"As I grew up, I still didn't find boys that interesting, but I assumed it was because I was autistic."
Eva Gibbs
- on being an autistic member of the LGBTQ+ community
Celebrating Pride Month with...Eva Gibbs
In this Stories from the Spectrum feature, we heard from Eva Gibbs.
Meet Eva, a 24-year-old autistic woman from London. Eva shares her story about coming out as lesbian at university, her experiences at London Pride, and how we can create a society that works for LGBT+ autistic people.
One of the most common questions people in the LGBT+ community are asked is: “when did you know?”
Getting asked ‘The Question’ entertains me. I don’t have a date and time written in my diary. I didn’t get hit by a rainbow beam from the sky.
But, looking back, there were clues. When I was about seven, I watched two women kiss on television, and thought that women could only kiss other women in fiction. I also remember watching a documentary about autism and relationships. There was a scene where a group of young autistic people were asked about getting intimate. They all said that they never got those kinds of urges. So, I put two and two together and guessed that it must be an autism thing. I sadly accepted that I would never experience fireworks, or the urge to throw myself at someone.

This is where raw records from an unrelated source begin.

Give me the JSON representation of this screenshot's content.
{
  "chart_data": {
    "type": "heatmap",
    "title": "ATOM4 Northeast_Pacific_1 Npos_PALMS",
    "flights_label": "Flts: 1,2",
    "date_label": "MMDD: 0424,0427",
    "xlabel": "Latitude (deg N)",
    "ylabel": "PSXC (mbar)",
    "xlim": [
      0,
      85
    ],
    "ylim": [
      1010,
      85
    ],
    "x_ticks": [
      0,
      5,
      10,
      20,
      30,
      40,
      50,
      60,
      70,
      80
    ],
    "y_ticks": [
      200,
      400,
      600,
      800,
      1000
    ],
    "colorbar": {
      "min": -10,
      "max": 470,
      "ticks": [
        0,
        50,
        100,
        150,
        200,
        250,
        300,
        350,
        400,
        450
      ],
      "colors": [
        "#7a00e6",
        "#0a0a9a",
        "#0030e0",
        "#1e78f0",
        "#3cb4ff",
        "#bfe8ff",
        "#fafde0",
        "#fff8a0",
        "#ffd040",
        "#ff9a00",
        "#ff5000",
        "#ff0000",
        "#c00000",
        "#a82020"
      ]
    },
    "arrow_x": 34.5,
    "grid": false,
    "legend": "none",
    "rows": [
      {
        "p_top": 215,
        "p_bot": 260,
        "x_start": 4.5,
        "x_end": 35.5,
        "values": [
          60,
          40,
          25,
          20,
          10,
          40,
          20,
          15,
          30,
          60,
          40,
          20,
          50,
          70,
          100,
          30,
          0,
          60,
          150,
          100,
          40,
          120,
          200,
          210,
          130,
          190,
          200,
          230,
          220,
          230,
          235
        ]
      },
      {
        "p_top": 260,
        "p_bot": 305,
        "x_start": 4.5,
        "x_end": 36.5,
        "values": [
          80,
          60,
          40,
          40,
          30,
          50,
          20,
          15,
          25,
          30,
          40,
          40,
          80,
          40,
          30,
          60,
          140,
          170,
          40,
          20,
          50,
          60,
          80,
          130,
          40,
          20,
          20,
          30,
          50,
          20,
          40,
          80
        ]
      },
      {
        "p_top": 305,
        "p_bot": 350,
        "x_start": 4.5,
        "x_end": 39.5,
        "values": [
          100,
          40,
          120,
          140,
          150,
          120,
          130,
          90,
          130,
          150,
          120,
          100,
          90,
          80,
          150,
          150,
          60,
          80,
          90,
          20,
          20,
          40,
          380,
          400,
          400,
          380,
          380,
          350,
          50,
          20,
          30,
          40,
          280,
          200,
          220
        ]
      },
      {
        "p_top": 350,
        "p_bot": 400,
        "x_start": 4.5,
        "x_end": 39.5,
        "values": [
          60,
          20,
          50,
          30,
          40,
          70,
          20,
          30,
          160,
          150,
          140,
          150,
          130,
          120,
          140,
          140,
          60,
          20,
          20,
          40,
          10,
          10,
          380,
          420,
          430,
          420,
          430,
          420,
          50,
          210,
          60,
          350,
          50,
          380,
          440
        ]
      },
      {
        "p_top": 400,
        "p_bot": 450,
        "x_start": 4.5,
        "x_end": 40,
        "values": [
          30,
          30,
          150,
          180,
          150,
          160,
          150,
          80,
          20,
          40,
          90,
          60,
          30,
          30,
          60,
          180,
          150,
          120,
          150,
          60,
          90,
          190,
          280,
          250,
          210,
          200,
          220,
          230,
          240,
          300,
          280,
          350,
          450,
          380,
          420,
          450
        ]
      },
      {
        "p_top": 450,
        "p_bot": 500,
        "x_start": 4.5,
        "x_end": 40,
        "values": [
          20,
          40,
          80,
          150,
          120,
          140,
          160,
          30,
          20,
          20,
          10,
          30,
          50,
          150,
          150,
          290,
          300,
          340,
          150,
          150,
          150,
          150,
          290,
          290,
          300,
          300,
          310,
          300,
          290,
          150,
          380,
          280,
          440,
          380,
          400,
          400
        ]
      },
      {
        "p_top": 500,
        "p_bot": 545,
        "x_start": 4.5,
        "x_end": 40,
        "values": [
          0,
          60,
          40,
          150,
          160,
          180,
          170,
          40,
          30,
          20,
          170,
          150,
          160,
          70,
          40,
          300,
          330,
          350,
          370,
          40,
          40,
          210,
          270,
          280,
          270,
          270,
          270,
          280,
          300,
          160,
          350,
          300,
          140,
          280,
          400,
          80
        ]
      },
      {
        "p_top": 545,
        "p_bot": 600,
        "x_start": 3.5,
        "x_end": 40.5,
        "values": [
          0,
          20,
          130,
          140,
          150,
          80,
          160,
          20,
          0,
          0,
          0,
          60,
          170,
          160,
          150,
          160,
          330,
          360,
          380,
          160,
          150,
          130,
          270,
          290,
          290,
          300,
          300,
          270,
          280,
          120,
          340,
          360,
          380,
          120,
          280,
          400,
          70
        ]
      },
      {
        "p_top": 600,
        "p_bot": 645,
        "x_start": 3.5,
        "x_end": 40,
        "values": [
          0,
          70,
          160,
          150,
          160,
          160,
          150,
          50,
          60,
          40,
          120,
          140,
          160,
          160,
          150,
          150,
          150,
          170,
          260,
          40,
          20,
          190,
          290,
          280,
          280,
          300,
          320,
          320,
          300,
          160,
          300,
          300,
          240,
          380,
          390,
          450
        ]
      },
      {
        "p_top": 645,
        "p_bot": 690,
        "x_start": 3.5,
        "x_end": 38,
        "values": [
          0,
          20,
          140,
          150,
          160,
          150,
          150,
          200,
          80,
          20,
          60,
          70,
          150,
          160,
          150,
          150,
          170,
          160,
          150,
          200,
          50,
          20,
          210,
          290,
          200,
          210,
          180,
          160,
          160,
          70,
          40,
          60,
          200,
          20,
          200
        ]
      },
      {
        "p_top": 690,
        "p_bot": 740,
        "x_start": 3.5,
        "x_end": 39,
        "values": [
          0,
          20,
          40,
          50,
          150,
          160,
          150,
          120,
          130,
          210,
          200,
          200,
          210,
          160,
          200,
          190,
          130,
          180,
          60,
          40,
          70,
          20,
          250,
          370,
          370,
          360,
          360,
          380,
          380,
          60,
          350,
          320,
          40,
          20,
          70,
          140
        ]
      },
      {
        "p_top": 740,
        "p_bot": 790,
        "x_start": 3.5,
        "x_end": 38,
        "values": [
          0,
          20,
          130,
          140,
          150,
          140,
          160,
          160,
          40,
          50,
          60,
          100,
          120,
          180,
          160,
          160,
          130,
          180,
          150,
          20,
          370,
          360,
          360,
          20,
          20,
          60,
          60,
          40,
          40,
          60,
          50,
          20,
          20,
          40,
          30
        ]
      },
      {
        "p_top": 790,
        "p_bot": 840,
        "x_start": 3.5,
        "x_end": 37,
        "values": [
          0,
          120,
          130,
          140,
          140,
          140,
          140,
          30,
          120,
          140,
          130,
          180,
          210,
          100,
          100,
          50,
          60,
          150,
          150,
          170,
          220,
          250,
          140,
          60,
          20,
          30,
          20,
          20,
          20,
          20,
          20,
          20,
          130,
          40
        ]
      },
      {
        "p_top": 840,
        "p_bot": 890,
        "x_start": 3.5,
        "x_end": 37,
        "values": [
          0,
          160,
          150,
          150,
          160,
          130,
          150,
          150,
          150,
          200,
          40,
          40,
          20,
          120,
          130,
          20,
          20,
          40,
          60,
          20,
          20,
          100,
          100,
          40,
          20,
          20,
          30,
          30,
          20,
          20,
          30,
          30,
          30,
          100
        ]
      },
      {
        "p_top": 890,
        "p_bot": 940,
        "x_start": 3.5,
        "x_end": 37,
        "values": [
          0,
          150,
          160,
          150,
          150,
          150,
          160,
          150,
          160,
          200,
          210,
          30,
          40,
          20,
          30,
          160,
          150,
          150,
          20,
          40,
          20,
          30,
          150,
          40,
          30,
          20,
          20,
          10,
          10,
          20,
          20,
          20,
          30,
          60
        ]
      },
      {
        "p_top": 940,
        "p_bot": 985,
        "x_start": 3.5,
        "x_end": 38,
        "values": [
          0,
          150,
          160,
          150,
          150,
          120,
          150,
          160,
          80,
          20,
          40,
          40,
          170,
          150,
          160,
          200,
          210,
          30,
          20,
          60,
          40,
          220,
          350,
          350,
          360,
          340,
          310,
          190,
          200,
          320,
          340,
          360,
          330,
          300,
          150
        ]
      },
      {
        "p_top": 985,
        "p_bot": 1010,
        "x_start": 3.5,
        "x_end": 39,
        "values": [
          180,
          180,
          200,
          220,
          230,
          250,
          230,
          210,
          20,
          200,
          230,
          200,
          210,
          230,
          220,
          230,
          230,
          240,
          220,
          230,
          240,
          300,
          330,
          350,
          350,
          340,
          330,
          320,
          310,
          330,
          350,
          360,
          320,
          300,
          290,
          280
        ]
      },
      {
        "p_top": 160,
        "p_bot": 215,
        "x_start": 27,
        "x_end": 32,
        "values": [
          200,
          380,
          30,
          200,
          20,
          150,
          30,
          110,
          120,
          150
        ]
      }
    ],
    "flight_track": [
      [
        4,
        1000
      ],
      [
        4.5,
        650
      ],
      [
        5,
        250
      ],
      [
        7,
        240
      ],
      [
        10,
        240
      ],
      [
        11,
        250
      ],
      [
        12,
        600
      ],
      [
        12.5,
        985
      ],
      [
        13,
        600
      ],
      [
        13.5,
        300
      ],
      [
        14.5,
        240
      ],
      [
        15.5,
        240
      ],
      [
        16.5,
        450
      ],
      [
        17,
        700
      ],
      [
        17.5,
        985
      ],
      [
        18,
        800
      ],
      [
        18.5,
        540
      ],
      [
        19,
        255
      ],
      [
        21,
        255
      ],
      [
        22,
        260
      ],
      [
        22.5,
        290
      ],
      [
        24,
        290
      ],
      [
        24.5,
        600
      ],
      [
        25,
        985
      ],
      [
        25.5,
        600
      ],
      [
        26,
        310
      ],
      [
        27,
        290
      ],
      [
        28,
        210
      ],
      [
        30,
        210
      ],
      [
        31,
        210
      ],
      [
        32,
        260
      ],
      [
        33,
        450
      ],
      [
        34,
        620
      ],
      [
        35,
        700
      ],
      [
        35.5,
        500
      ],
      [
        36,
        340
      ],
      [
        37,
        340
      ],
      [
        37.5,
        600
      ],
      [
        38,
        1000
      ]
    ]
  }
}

More and more people are standing up to debunk the myth that autistic people are not sexually active, or can only date other people on the autistic spectrum. Amy Schumer, for example, has spoken openly about her husband being autistic. But, ten years ago, the view was very different. I started going to social groups for autistic people, and when I met up with my mum afterwards, she would often tell me that the other parents had asked her about setting up dates with their sons, thinking a diagnosis was enough in common.
As I grew up, I still didn’t find boys that interesting, but I assumed it was because I was autistic. I used to randomly tell guys at school that I fancied them, but my first, real crush wasn’t until years later.
"As I grew up, I still didn’t find boys that interesting, but I assumed it was because I was autistic."
I was around 19 when I realised that I was exclusively into girls. Coming out was not at all like I expected, quite the opposite in fact. I came out to my mum several times through little conversations. Each time she would tell me that she thought I might be “into everyone,” no matter their gender, or just give me a slight acknowledgement. When I was 21, I finally took a step that I felt would be difficult to reverse. I corrected someone and said “I’m looking for a girlfriend, not a boyfriend” while I was at university. This was the first time I had not presented as straight to a non-family member. Suddenly, girls stopped feeling comfortable with me hugging or touching them. It was as if those innocent gestures were now seen as sexual, despite me always being a lesbian. This experience was a setback, as I already found approaching women difficult.
I choose not to involve myself in any LGBT groups because, like lots of autistic people, I find socialising in groups hard. Large groups are overwhelming, as I often don’t get a chance to speak as I try and process the all the information. Getting lost in crowds and lots of bodies touching mine also makes huge events, like London Pride, difficult to take part in. I’ve been to London Pride twice. Once, I went on a date with someone and we were getting on so well until I saw a stall for people with disabilities and used it as a way of letting my date know that I was on the autism spectrum. She suddenly wanted to find her friends and spent about 20 minutes hiding in the toilets before one of her friends came out and told me that I shouldn’t have told her I was autistic and asked me to leave. The other time, I was working at Transport for London, and got to take home one of their Pride posters, that is now framed on my living room wall. I’ll probably be at Pride again this year, working on the Crossrail. I prefer to be there in a working capacity, rather than get lost in the crowds.
As of this moment in time, I identify as a lesbian. To me, ‘lesbian’ is a positive and powerful word, as I never again have to pretend to be interested in a gender that I am not.
If I could get one message out to someone reading this is it would be that everyone deserves to be loved, no matter how you identify, and it is possible to meet someone who is accepting. My girlfriend has never asked me to change and I would never ask her to change either. Autism can be a really isolating from my experience, so to have someone who gets you really makes a difference. I think that fear can come from a place of ignorance, so I would love to see events like Pride made more accessible, like a relaxed area being put in place and the staff trained to help autistic people when they need it. This way, autistic people can celebrate without feeling uncomfortable, and society can understand that autistic people share a lot of the same values, beliefs and experiences as everyone else.